Forgay v. Conrad
Annotate this Case
47 U.S. 201 (1848)
U.S. Supreme Court
Forgay v. Conrad, 47 U.S. 6 How. 201 201 (1848)
Forgay v. Conrad
47 U.S. (6 How.) 201
A decree of the court below that certain deeds should be set aside as fraudulent and void; that certain lands and slaves should be delivered up to the complainant; that one of the defendants should pay a certain sum of money to the complainant; that the complainant should have execution for these several matters; that the master should take an account of the profits of the lands and slaves, and also an account of certain money and notes, and then said decree concluding as follows, viz.,
"And so much of the said bill as contains or relates to matters hereby referred to the master for a report is retained for further decree in the premises, and so much of the said bill as is not now, nor has been heretofore, adjudged and decreed upon, and which is not above retained for the purposes aforesaid, be dismissed without prejudice, and that the said defendants do pay the costs"

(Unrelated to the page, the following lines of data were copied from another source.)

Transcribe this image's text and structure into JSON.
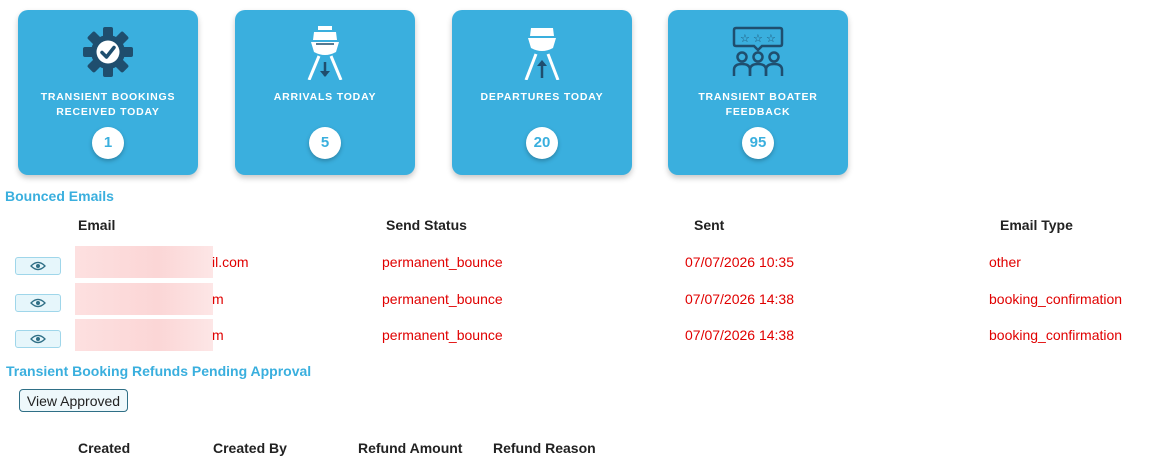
{
  "cards": [
    {
      "label": "Transient Bookings Received Today",
      "count": "1",
      "icon": "gear-check-icon"
    },
    {
      "label": "Arrivals Today",
      "count": "5",
      "icon": "boat-arrival-icon"
    },
    {
      "label": "Departures Today",
      "count": "20",
      "icon": "boat-departure-icon"
    },
    {
      "label": "Transient Boater Feedback",
      "count": "95",
      "icon": "feedback-stars-icon"
    }
  ],
  "bounced": {
    "title": "Bounced Emails",
    "headers": {
      "email": "Email",
      "status": "Send Status",
      "sent": "Sent",
      "type": "Email Type"
    },
    "rows": [
      {
        "email": "il.com",
        "status": "permanent_bounce",
        "sent": "07/07/2026 10:35",
        "type": "other"
      },
      {
        "email": "m",
        "status": "permanent_bounce",
        "sent": "07/07/2026 14:38",
        "type": "booking_confirmation"
      },
      {
        "email": "m",
        "status": "permanent_bounce",
        "sent": "07/07/2026 14:38",
        "type": "booking_confirmation"
      }
    ],
    "text_color": "#e00000"
  },
  "refunds": {
    "title": "Transient Booking Refunds Pending Approval",
    "view_approved_label": "View Approved",
    "headers": {
      "created": "Created",
      "created_by": "Created By",
      "amount": "Refund Amount",
      "reason": "Refund Reason"
    }
  },
  "colors": {
    "accent": "#3aafde",
    "card_icon_dark": "#1f4e6e"
  }
}
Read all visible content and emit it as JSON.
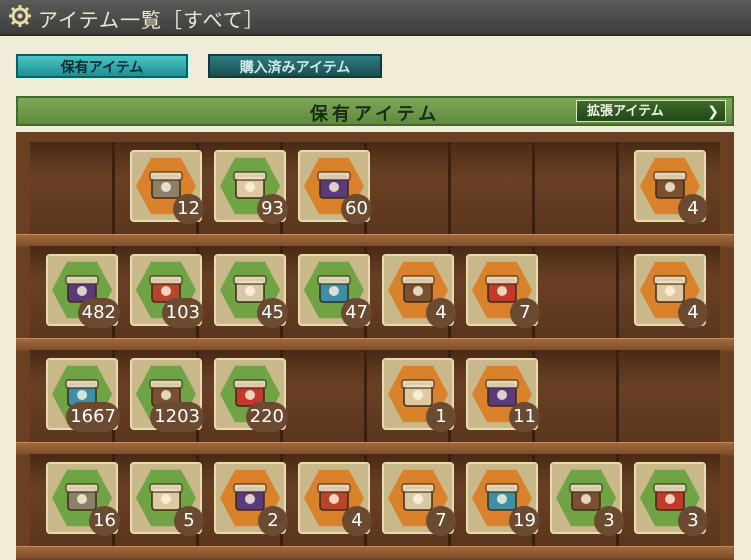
{
  "title": "アイテム一覧［すべて］",
  "tabs": {
    "owned": "保有アイテム",
    "purchased": "購入済みアイテム"
  },
  "header": {
    "title": "保有アイテム",
    "expand_button": "拡張アイテム"
  },
  "colors": {
    "hex_orange": "#d9822b",
    "hex_green": "#6fa344",
    "count_badge": "#6b4a32"
  },
  "shelf": {
    "rows": [
      [
        null,
        {
          "name": "repair-kit-box-icon",
          "hex": "orange",
          "count": "12"
        },
        {
          "name": "screw-icon",
          "hex": "green",
          "count": "93"
        },
        {
          "name": "fairy-cook-icon",
          "hex": "orange",
          "count": "60"
        },
        null,
        null,
        null,
        {
          "name": "blueprint-fairy-icon",
          "hex": "orange",
          "count": "4"
        }
      ],
      [
        {
          "name": "present-box-brown-icon",
          "hex": "green",
          "count": "482"
        },
        {
          "name": "present-box-purple-icon",
          "hex": "green",
          "count": "103"
        },
        {
          "name": "present-box-red-icon",
          "hex": "green",
          "count": "45"
        },
        {
          "name": "trophy-cup-icon",
          "hex": "green",
          "count": "47"
        },
        {
          "name": "wood-planks-icon",
          "hex": "orange",
          "count": "4"
        },
        {
          "name": "fairy-headband-icon",
          "hex": "orange",
          "count": "7"
        },
        null,
        {
          "name": "fairy-wrench-icon",
          "hex": "orange",
          "count": "4"
        }
      ],
      [
        {
          "name": "bucket-icon",
          "hex": "green",
          "count": "1667"
        },
        {
          "name": "burner-icon",
          "hex": "green",
          "count": "1203"
        },
        {
          "name": "development-material-icon",
          "hex": "green",
          "count": "220"
        },
        null,
        {
          "name": "fairy-helmet-icon",
          "hex": "orange",
          "count": "1"
        },
        {
          "name": "fairy-mechanic-icon",
          "hex": "orange",
          "count": "11"
        },
        null,
        null
      ],
      [
        {
          "name": "pilot-fairy-icon",
          "hex": "green",
          "count": "16"
        },
        {
          "name": "two-fairies-icon",
          "hex": "green",
          "count": "5"
        },
        {
          "name": "armor-plate-icon",
          "hex": "orange",
          "count": "2"
        },
        {
          "name": "canteen-icon",
          "hex": "orange",
          "count": "4"
        },
        {
          "name": "rice-ball-icon",
          "hex": "orange",
          "count": "7"
        },
        {
          "name": "supply-crate-icon",
          "hex": "orange",
          "count": "19"
        },
        {
          "name": "armored-vehicle-icon",
          "hex": "green",
          "count": "3"
        },
        {
          "name": "tools-set-icon",
          "hex": "green",
          "count": "3"
        }
      ]
    ]
  }
}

was a final decree within the meaning of the acts of Congress, and an appeal from it will lie to this Court.
But a decree that money shall be paid into court, or that property shall be delivered to a receiver, or that property held in trust shall be delivered to a new trustee appointed by the court is interlocutory only, and intended to reserve the subject matter in dispute from waste or dilapidation, and to keep it within the control of the court until the rights of the parties concerned can be finally adjudicated. From such a decree, no appeal lies.
The attention of the circuit courts is called to the propriety of merely announcing their opinion in an interlocutory order, and withholding a decree setting aside titles and conveyances until the case is ready for a final decree.
The difference between the English and American practice upon this subject explained.
Where the defendants claimed separate pieces of property, conveyed at different times by separate conveyances, and the decree against them was several, it was not necessary for all to join in an appeal.
The facts in the case are set forth in the opinion of the Court.
Mr. Sergeant moved to dismiss the appeal because the decree of the court below was not final, and because the appeal was not regularly brought up. On the second point, he said that there were several defendants, one only of whom had appealed. But all the parties must join. 32 U. S. 7 Pet. 399. He referred the court, however, upon this point, to Todd v. Daniel, 16 Pet. 521. A case must not come up in fragments. 28 U. S. 3 Pet. 307; 3 U. S. 3 Dall. 188.
To show that the decree was not final, he referred to The Palmyra, 10 Wheat. 502; Chace v. Vasquez, 11 Wheat. 429; Brown v. Swann, 9 Pet. 1; Young v. Grundy, 6 Cranch 51; Rutherford v. Fisher, 4 Dall. 22; Lea v. Kelly, 1 Pet. 213; Young v. Smith, 12 Pet. 287.